Don Sofonías Pereira prestó oído. Ahora él, su Teba, don Eleuterio y otras amistades más de la excursión parroquial habían tomado lugares en un comedor esquipulteco: “A mí me trae una mojarra, con arroz”. “Yo chaomín”. “A mí me da frijoles refritos, de esos que parecen caca de mico; un pedazo de cuajada, tortillas y café”. “Yo quiero sopa de gallina, con molleja; y unas seis tortillas. ¡Ando una hambre!” Y mientras la empleada tomaba pedidos, los comensales enhebraban palabra.
Don Eleuterio siguió: “Pues este baboso, apodado el Gallo, a buena mañana se preparó a cumplir el encargo de desvirgar a la niña Elena. Bien atipujado de guacamol y coctel de conchas, agarró camino. ‘Ya la hice —iba pensando—: le voy a hacer el favor a ella, me voy a dar el gustazo, y me voy a embolsar doscientos pesos’.
El desconsuelo fue cuando llegó a la casa. Tiesa, tiesa, tenían a la pobre mujer en un cajón de pino. ‘Chucha —dijo el Gallo—, ¡yo así no! A mí me dijeron que iba a hacer lo que iba a hacer con una viva’. El primo de la niña Elena, que lo había contratado, lo llamó aparte: ‘Ma, Gallo. Tené cincuenta pesos, ya que las cosas no salieron como debían; pero desaparecete ¡lo que se dice ya! ¡Y no le vayás a andar contando nada a nadie!’ El Gallo salió todo achicopalado, y agarró para la cantina. Allá encontró a varios bolos, los invitó a chupar y les contó lo que le había pasado. ¡Al terminar el día habían hecho leña el pisto!
Ya entrada la noche, agarró para su casa. Vivía con la mujer y tres cipotillos, en una champa vecina a la quebrada. No había llegado a un zacatal, cuando oyó que le hacían: shhhh, shhhh. Volteó a ver. ¡Y va viendo a una mujer que se subía las naguas, se tocaba ‘allá’, y le decía: ‘Gallito, mirá lo que te perdiste!’ El Gallo voló, a zambutirse en su champa. ‘¿Y vos qué traés, que venís todo tembeleque’, le dijo la esposa. Él medio le contó. ‘Así que vos a darle vuelo a la hilacha saliste. Pues bueno está que te hayan espantado. Porque la que te salió es la que ibas a despepitar. ¡Vos descorchando culos ajenos, y yo aquí de pendeja: cuidando monos y viendo a ver qué te doy de hartar! ¡¡Mejor andá acostate, antes de que te talegueye todo!!’

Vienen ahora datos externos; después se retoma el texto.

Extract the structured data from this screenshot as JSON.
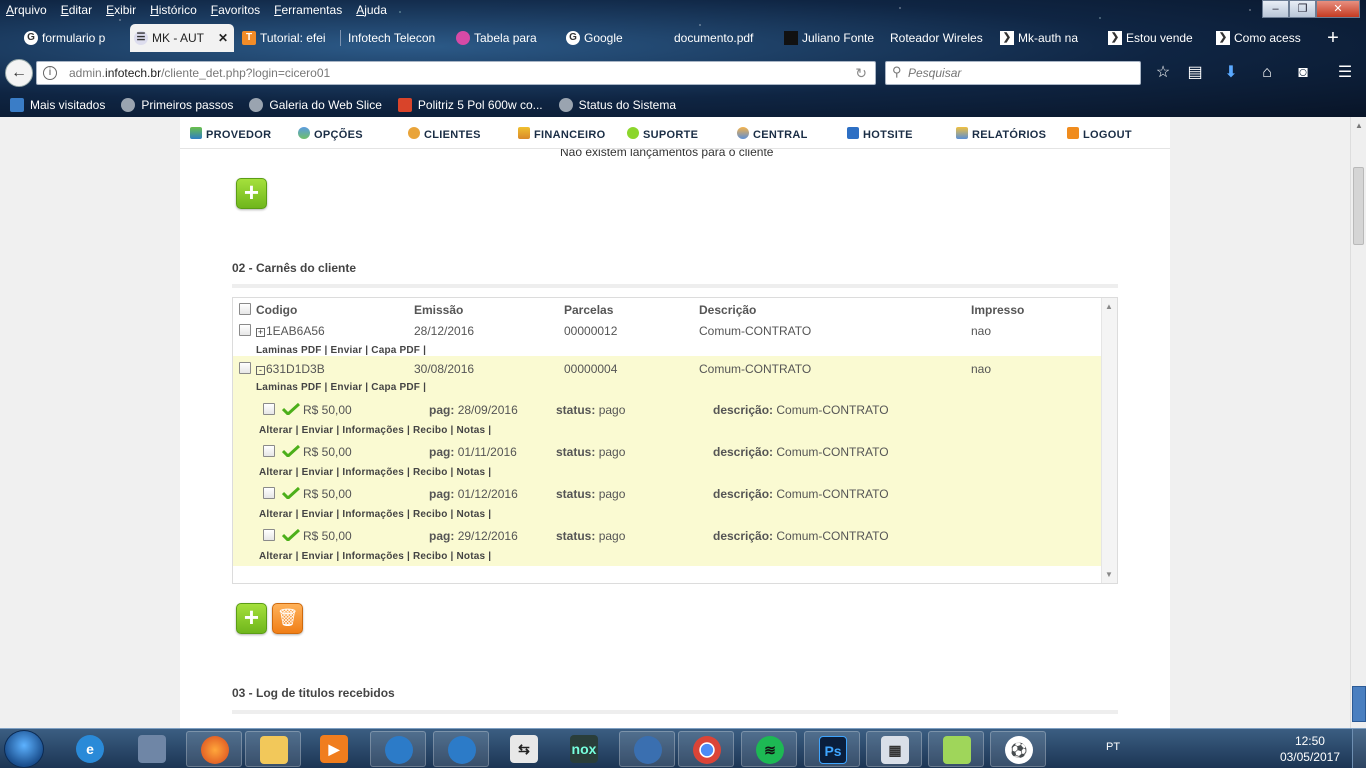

En el montarrascal se oyó una risita. ¿Y qué creerán? ¡Que Sapo Peinado, uno de los bolos, a saber dónde había hallado unos trapos de mujer, se los había encasquetado y había salido adelante, a ponerse en el monte, para darle al Gallo tamaño susto! El Gallo quedó curado para siempre de andar alquilando ‘la babosada’. Y así fue como se supo todo lo de la pobre niña Elena”.
Humeantes, los alimentos llegaban ya a la mesa. Un mariachi cantaba “Alma llanera”. Un trío, por allá, entonaba “Cancionero”. El comedor rebozaba de parroquianos. Don Sofonías soplaba la primera cucharada de sopa y la ofrecía, con ternura, a su Teba. En la calle, los esquipultecos rumbeaban en sus motonetas, y la noche vibraba de gozo.